In the Young India article, Gandhi wrote: “Both these brothers have declared their political opinions and both have stated that they do not entertain any revolutionary ideas and that if they were set free they would like to work under the Reforms Act….
“They both state unequivocally that they do not desire independence from the British connection. On the contrary, they feel that India’s destiny can be best worked out in association with the British. Nobody has questioned their honour or their honesty, and in my opinion the published expression of their views ought to be taken at its face value.”

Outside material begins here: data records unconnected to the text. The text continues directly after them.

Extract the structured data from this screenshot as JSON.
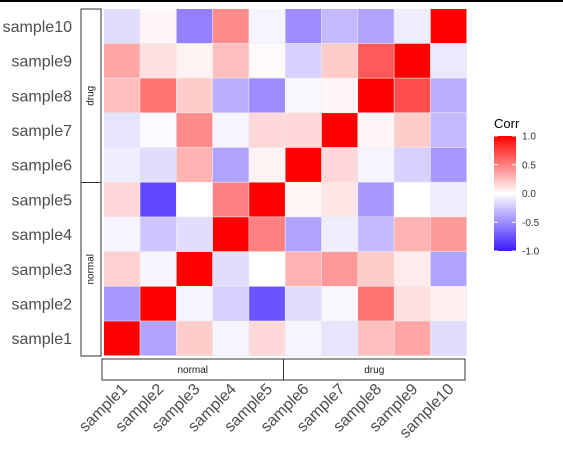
{
  "chart_data": {
    "type": "heatmap",
    "rows_top_to_bottom": [
      "sample10",
      "sample9",
      "sample8",
      "sample7",
      "sample6",
      "sample5",
      "sample4",
      "sample3",
      "sample2",
      "sample1"
    ],
    "columns": [
      "sample1",
      "sample2",
      "sample3",
      "sample4",
      "sample5",
      "sample6",
      "sample7",
      "sample8",
      "sample9",
      "sample10"
    ],
    "values": [
      [
        -0.15,
        0.03,
        -0.55,
        0.45,
        -0.05,
        -0.5,
        -0.3,
        -0.4,
        -0.08,
        1.0
      ],
      [
        0.35,
        0.12,
        0.05,
        0.25,
        0.02,
        -0.2,
        0.2,
        0.65,
        1.0,
        -0.1
      ],
      [
        0.25,
        0.55,
        0.2,
        -0.35,
        -0.5,
        -0.03,
        0.03,
        1.0,
        0.7,
        -0.35
      ],
      [
        -0.12,
        -0.02,
        0.45,
        -0.05,
        0.15,
        0.15,
        1.0,
        0.03,
        0.2,
        -0.3
      ],
      [
        -0.08,
        -0.15,
        0.3,
        -0.4,
        0.05,
        1.0,
        0.15,
        -0.05,
        -0.2,
        -0.45
      ],
      [
        0.15,
        -0.8,
        0.0,
        0.5,
        1.0,
        0.04,
        0.1,
        -0.45,
        0.0,
        -0.08
      ],
      [
        -0.05,
        -0.25,
        -0.15,
        1.0,
        0.5,
        -0.4,
        -0.08,
        -0.3,
        0.3,
        0.4
      ],
      [
        0.18,
        -0.04,
        1.0,
        -0.15,
        0.0,
        0.3,
        0.4,
        0.2,
        0.08,
        -0.4
      ],
      [
        -0.45,
        1.0,
        -0.05,
        -0.2,
        -0.75,
        -0.15,
        -0.03,
        0.55,
        0.12,
        0.06
      ],
      [
        1.0,
        -0.4,
        0.2,
        -0.05,
        0.15,
        -0.05,
        -0.12,
        0.25,
        0.35,
        -0.15
      ]
    ],
    "groups": {
      "rows": [
        {
          "label": "drug",
          "count": 5
        },
        {
          "label": "normal",
          "count": 5
        }
      ],
      "columns": [
        {
          "label": "normal",
          "count": 5
        },
        {
          "label": "drug",
          "count": 5
        }
      ]
    },
    "legend": {
      "title": "Corr",
      "ticks": [
        "1.0",
        "0.5",
        "0.0",
        "-0.5",
        "-1.0"
      ],
      "tick_values": [
        1.0,
        0.5,
        0.0,
        -0.5,
        -1.0
      ],
      "range": [
        -1,
        1
      ],
      "colors": {
        "low": "#3a1aff",
        "mid": "#ffffff",
        "high": "#ff0000"
      }
    },
    "grid": true
  }
}
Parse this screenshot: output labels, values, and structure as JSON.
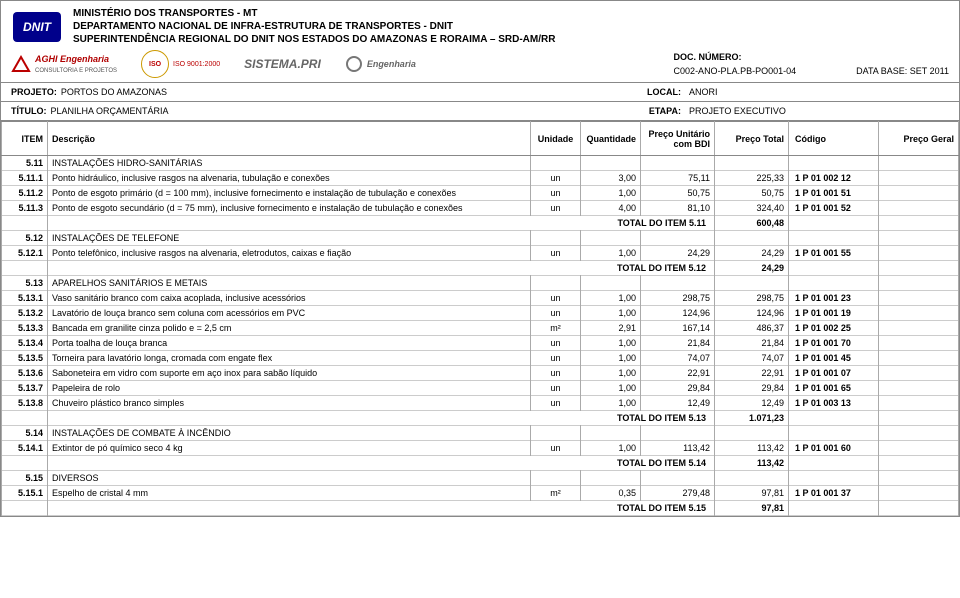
{
  "header": {
    "line1": "MINISTÉRIO DOS TRANSPORTES - MT",
    "line2": "DEPARTAMENTO NACIONAL DE INFRA-ESTRUTURA DE TRANSPORTES - DNIT",
    "line3": "SUPERINTENDÊNCIA REGIONAL DO DNIT NOS ESTADOS DO AMAZONAS E RORAIMA – SRD-AM/RR",
    "logo_text": "DNIT"
  },
  "partners": {
    "p1": "AGHI Engenharia",
    "p1_sub": "CONSULTORIA E PROJETOS",
    "p2": "ISO 9001:2000",
    "p3": "SISTEMA.PRI",
    "p4": "Engenharia"
  },
  "docmeta": {
    "doc_lbl": "DOC. NÚMERO:",
    "doc_num": "C002-ANO-PLA.PB-PO001-04",
    "base_lbl": "DATA BASE: SET 2011"
  },
  "proj": {
    "projeto_lbl": "PROJETO:",
    "projeto": "PORTOS DO AMAZONAS",
    "local_lbl": "LOCAL:",
    "local": "ANORI",
    "titulo_lbl": "TÍTULO:",
    "titulo": "PLANILHA ORÇAMENTÁRIA",
    "etapa_lbl": "ETAPA:",
    "etapa": "PROJETO EXECUTIVO"
  },
  "columns": {
    "item": "ITEM",
    "desc": "Descrição",
    "un": "Unidade",
    "qtd": "Quantidade",
    "pu": "Preço Unitário com BDI",
    "pt": "Preço Total",
    "cod": "Código",
    "pg": "Preço Geral"
  },
  "rows": [
    {
      "t": "sec",
      "item": "5.11",
      "desc": "INSTALAÇÕES HIDRO-SANITÁRIAS"
    },
    {
      "t": "ln",
      "item": "5.11.1",
      "desc": "Ponto hidráulico, inclusive rasgos na alvenaria, tubulação e conexões",
      "un": "un",
      "qtd": "3,00",
      "pu": "75,11",
      "pt": "225,33",
      "cod": "1 P 01 002 12"
    },
    {
      "t": "ln",
      "item": "5.11.2",
      "desc": "Ponto de esgoto primário (d = 100 mm), inclusive fornecimento e instalação de tubulação e conexões",
      "un": "un",
      "qtd": "1,00",
      "pu": "50,75",
      "pt": "50,75",
      "cod": "1 P 01 001 51"
    },
    {
      "t": "ln",
      "item": "5.11.3",
      "desc": "Ponto de esgoto secundário (d = 75 mm), inclusive fornecimento e instalação de tubulação e conexões",
      "un": "un",
      "qtd": "4,00",
      "pu": "81,10",
      "pt": "324,40",
      "cod": "1 P 01 001 52"
    },
    {
      "t": "tot",
      "desc": "TOTAL DO ITEM 5.11",
      "pt": "600,48"
    },
    {
      "t": "sec",
      "item": "5.12",
      "desc": "INSTALAÇÕES DE TELEFONE"
    },
    {
      "t": "ln",
      "item": "5.12.1",
      "desc": "Ponto telefônico, inclusive rasgos na alvenaria, eletrodutos, caixas e fiação",
      "un": "un",
      "qtd": "1,00",
      "pu": "24,29",
      "pt": "24,29",
      "cod": "1 P 01 001 55"
    },
    {
      "t": "tot",
      "desc": "TOTAL DO ITEM 5.12",
      "pt": "24,29"
    },
    {
      "t": "sec",
      "item": "5.13",
      "desc": "APARELHOS SANITÁRIOS E METAIS"
    },
    {
      "t": "ln",
      "item": "5.13.1",
      "desc": "Vaso sanitário branco com caixa acoplada, inclusive acessórios",
      "un": "un",
      "qtd": "1,00",
      "pu": "298,75",
      "pt": "298,75",
      "cod": "1 P 01 001 23"
    },
    {
      "t": "ln",
      "item": "5.13.2",
      "desc": "Lavatório de louça branco sem coluna com acessórios em PVC",
      "un": "un",
      "qtd": "1,00",
      "pu": "124,96",
      "pt": "124,96",
      "cod": "1 P 01 001 19"
    },
    {
      "t": "ln",
      "item": "5.13.3",
      "desc": "Bancada em granilite cinza polido e = 2,5 cm",
      "un": "m²",
      "qtd": "2,91",
      "pu": "167,14",
      "pt": "486,37",
      "cod": "1 P 01 002 25"
    },
    {
      "t": "ln",
      "item": "5.13.4",
      "desc": "Porta toalha de louça branca",
      "un": "un",
      "qtd": "1,00",
      "pu": "21,84",
      "pt": "21,84",
      "cod": "1 P 01 001 70"
    },
    {
      "t": "ln",
      "item": "5.13.5",
      "desc": "Torneira para lavatório longa, cromada com engate flex",
      "un": "un",
      "qtd": "1,00",
      "pu": "74,07",
      "pt": "74,07",
      "cod": "1 P 01 001 45"
    },
    {
      "t": "ln",
      "item": "5.13.6",
      "desc": "Saboneteira em vidro com suporte em aço inox para sabão líquido",
      "un": "un",
      "qtd": "1,00",
      "pu": "22,91",
      "pt": "22,91",
      "cod": "1 P 01 001 07"
    },
    {
      "t": "ln",
      "item": "5.13.7",
      "desc": "Papeleira de rolo",
      "un": "un",
      "qtd": "1,00",
      "pu": "29,84",
      "pt": "29,84",
      "cod": "1 P 01 001 65"
    },
    {
      "t": "ln",
      "item": "5.13.8",
      "desc": "Chuveiro plástico branco simples",
      "un": "un",
      "qtd": "1,00",
      "pu": "12,49",
      "pt": "12,49",
      "cod": "1 P 01 003 13"
    },
    {
      "t": "tot",
      "desc": "TOTAL DO ITEM 5.13",
      "pt": "1.071,23"
    },
    {
      "t": "sec",
      "item": "5.14",
      "desc": "INSTALAÇÕES DE COMBATE À INCÊNDIO"
    },
    {
      "t": "ln",
      "item": "5.14.1",
      "desc": "Extintor de pó químico seco 4 kg",
      "un": "un",
      "qtd": "1,00",
      "pu": "113,42",
      "pt": "113,42",
      "cod": "1 P 01 001 60"
    },
    {
      "t": "tot",
      "desc": "TOTAL DO ITEM 5.14",
      "pt": "113,42"
    },
    {
      "t": "sec",
      "item": "5.15",
      "desc": "DIVERSOS"
    },
    {
      "t": "ln",
      "item": "5.15.1",
      "desc": "Espelho de cristal 4 mm",
      "un": "m²",
      "qtd": "0,35",
      "pu": "279,48",
      "pt": "97,81",
      "cod": "1 P 01 001 37"
    },
    {
      "t": "tot",
      "desc": "TOTAL DO ITEM 5.15",
      "pt": "97,81"
    }
  ]
}
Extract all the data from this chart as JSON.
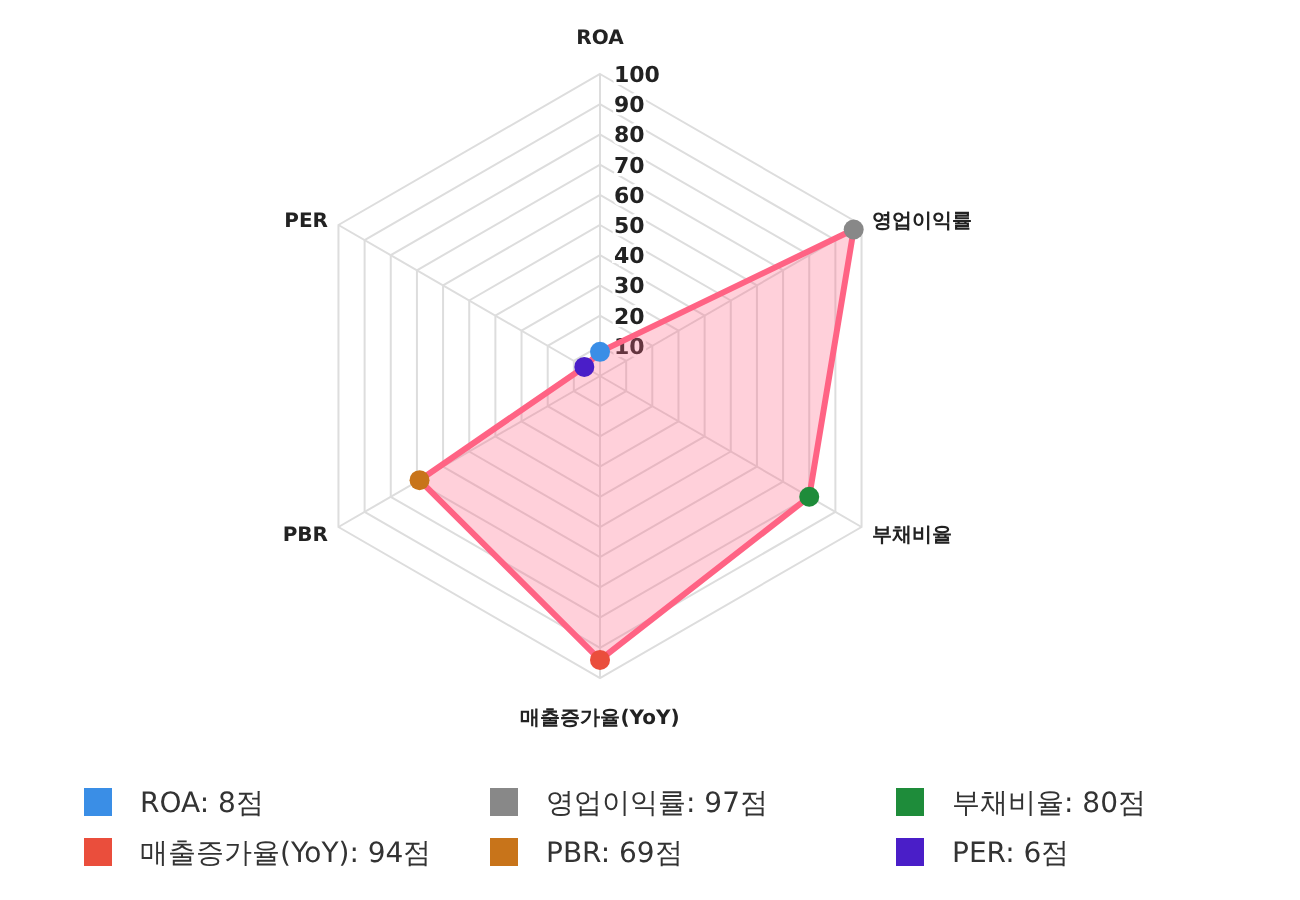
{
  "chart_data": {
    "type": "radar",
    "categories": [
      "ROA",
      "영업이익률",
      "부채비율",
      "매출증가율(YoY)",
      "PBR",
      "PER"
    ],
    "series": [
      {
        "color": "#ff6384",
        "values": [
          8,
          97,
          80,
          94,
          69,
          6
        ],
        "colors": [
          "#3a8ee6",
          "#888888",
          "#1e8c3a",
          "#ea4e3c",
          "#c8741a",
          "#4a1ec8"
        ]
      }
    ],
    "annotations": [
      "ROA: 8점",
      "영업이익률: 97점",
      "부채비율: 80점",
      "매출증가율(YoY): 94점",
      "PBR: 69점",
      "PER: 6점"
    ],
    "ylim": [
      0,
      100
    ],
    "yticks": [
      10,
      20,
      30,
      40,
      50,
      60,
      70,
      80,
      90,
      100
    ],
    "grid": true,
    "marker": "circle",
    "line_style": "solid"
  }
}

Although aware of the Right-wing ecosystem’s strategy of diverting attention from bread-and-butter issues by making controversial comments, Rajnath’s statement was not something the Opposition could have left unchallenged.
“Rajnath Singh-ji is amongst the few sober & dignified voices in Modi Sarkar. But he doesn’t seem to be free of RSS habit of rewriting history. He has given a twist to what Gandhi actually wrote on Jan 25 1920. Here is that letter to Savarkar’s brother,” tweeted Jairam Ramesh of the Congress with an image of the January 25, 1920, document.
BJP parliamentarian Rakesh Sinha tweeted: “Congress opposes Savarkar ji who never integrated with British administration and exhibited the highest sacrifice for the Mother land. However, some people had regular dining at Mountbatten’s home!”
AIMIM parliamentarian Asaduddin Owaisi posted Gandhi’s reply to N.D. Savarkar and asked: “Sir @rajnathsingh you said that Savarkar’s grovelling mercy petitions were on Gandhi’s advise (sic). 1. Here’s the letter to Savarkar from Gandhi. No mention of petition to British begging for leniency, mercy & promising to be a faithful servant of the crown....”
Later, Owaisi told news agency ANI: “They (BJP) are presenting distorted history. If this continues, they will remove Mahatma Gandhi and make Savarkar, who was accused of the murder of Mahatma Gandhi and was pronounced complicit in the inquiry of Justice Jeevan Lal Kapur, the Father of the Nation.”
Savarkar’s grandson Ranjit Savarkar said a single person like Gandhi cannot be called the Father of the Nation.
“Thousands of people have contributed towards the creation of this nation which has a history of more than 5,000 years. I don’t think Mahatma Gandhi is the Father of the Nation,” he told reporters in Mumbai, a PTI report said.